Coordination‐Dependent Exciton Dynamics and Scintillation in 0D Sb 3+ ‐Based Organic‐Inorganic Hybrid Metal Halides

ABSTRACT 0D Sb 3+ ‐based organic‐inorganic hybrid metal halide (OIMH) scintillators have gained significant attention due to their efficient self‐trapped exciton (STE) emission. However, the interplay between local structural distortion, defect‐states, and STE emission remains insufficiently understood. Herein, two structurally distinct 0D Sb 3 + ‐based OIMHs, [HP(o‐tol) 3 ] 2 SbBr 5 and [HP(m‐tol) 3 ] 4 SbBr 7 , are investigated to elucidate structure‐property relationships governing exciton dynamics.
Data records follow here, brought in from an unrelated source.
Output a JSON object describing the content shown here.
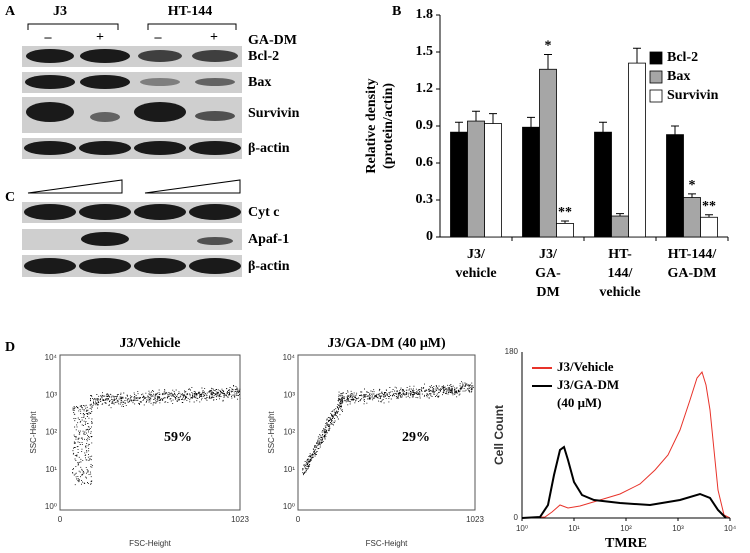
{
  "panel_a": {
    "label": "A",
    "cell_lines": [
      "J3",
      "HT-144"
    ],
    "treatment_marks": [
      "–",
      "+",
      "–",
      "+"
    ],
    "treatment": "GA-DM",
    "proteins": [
      "Bcl-2",
      "Bax",
      "Survivin",
      "β-actin"
    ]
  },
  "panel_c": {
    "label": "C",
    "proteins": [
      "Cyt c",
      "Apaf-1",
      "β-actin"
    ]
  },
  "chart_data": {
    "type": "bar",
    "panel_label": "B",
    "ylabel": [
      "Relative density",
      "(protein/actin)"
    ],
    "categories": [
      [
        "J3/",
        "vehicle"
      ],
      [
        "J3/",
        "GA-",
        "DM"
      ],
      [
        "HT-",
        "144/",
        "vehicle"
      ],
      [
        "HT-144/",
        "GA-DM"
      ]
    ],
    "series": [
      {
        "name": "Bcl-2",
        "color": "#000000",
        "values": [
          0.85,
          0.89,
          0.85,
          0.83
        ],
        "errors": [
          0.08,
          0.08,
          0.08,
          0.07
        ],
        "significance": [
          null,
          null,
          null,
          null
        ]
      },
      {
        "name": "Bax",
        "color": "#a6a6a6",
        "values": [
          0.94,
          1.36,
          0.17,
          0.32
        ],
        "errors": [
          0.08,
          0.12,
          0.02,
          0.03
        ],
        "significance": [
          null,
          "*",
          null,
          "*"
        ]
      },
      {
        "name": "Survivin",
        "color": "#ffffff",
        "values": [
          0.92,
          0.11,
          1.41,
          0.16
        ],
        "errors": [
          0.08,
          0.02,
          0.12,
          0.02
        ],
        "significance": [
          null,
          "**",
          null,
          "**"
        ]
      }
    ],
    "ylim": [
      0,
      1.8
    ],
    "yticks": [
      0,
      0.3,
      0.6,
      0.9,
      1.2,
      1.5,
      1.8
    ],
    "legend": "upper right"
  },
  "panel_d": {
    "label": "D",
    "scatter_plots": [
      {
        "title": "J3/Vehicle",
        "gate_percent": "59%",
        "ylabel": "SSC-Height",
        "xlabel": "FSC-Height",
        "yticks": [
          "10⁴",
          "10³",
          "10²",
          "10¹",
          "10⁰"
        ],
        "xticks": [
          "0",
          "1023"
        ]
      },
      {
        "title": "J3/GA-DM (40 μM)",
        "gate_percent": "29%",
        "ylabel": "SSC-Height",
        "xlabel": "FSC-Height",
        "yticks": [
          "10⁴",
          "10³",
          "10²",
          "10¹",
          "10⁰"
        ],
        "xticks": [
          "0",
          "1023"
        ]
      }
    ],
    "histogram": {
      "ylabel": "Cell Count",
      "xlabel": "TMRE",
      "yticks": [
        "180",
        "0"
      ],
      "xticks": [
        "10⁰",
        "10¹",
        "10²",
        "10³",
        "10⁴"
      ],
      "legend": [
        {
          "name": [
            "J3/Vehicle"
          ],
          "color": "#e8332a"
        },
        {
          "name": [
            "J3/GA-DM",
            "(40 μM)"
          ],
          "color": "#000000"
        }
      ]
    }
  }
}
Specifically, [HP(o‐tol) 3 ] 2 SbBr 5 features a highly distorted [SbBr 5 ] 2− square pyramid with an active lone pair, whereas [HP(m‐tol) 3 ] 4 SbBr 7 contains a symmetric [SbBr 6 ] 3− octahedron with an inactive lone pair. Despite stronger distortion, the former exhibits a low photoluminescence quantum yield (PLQY) of 6%, while the latter achieves a high PLQY of 81%. Through combined photophysical analysis and first‐principles calculations, we reveal that the stronger distortion induces defect‐states, which compete with STE emission and lead to enhanced non‐radiative losses. Consequently, [HP(m‐tol) 3 ] 4 SbBr 7 demonstrates promising X‐ray scintillation performance, with a light yield (LY) of 12200 ± 200 photons MeV −1 . This performance enabled the fabrication of flexible [HP(m‐tol) 3 ] 4 SbBr 7 @SEBS scintillator films, achieving a spatial resolution of 8.0 lp mm −1 and high‐quality 2D & 3D X‐ray imaging and tomography, offering a promising path for future medical and industrial inspection technologies.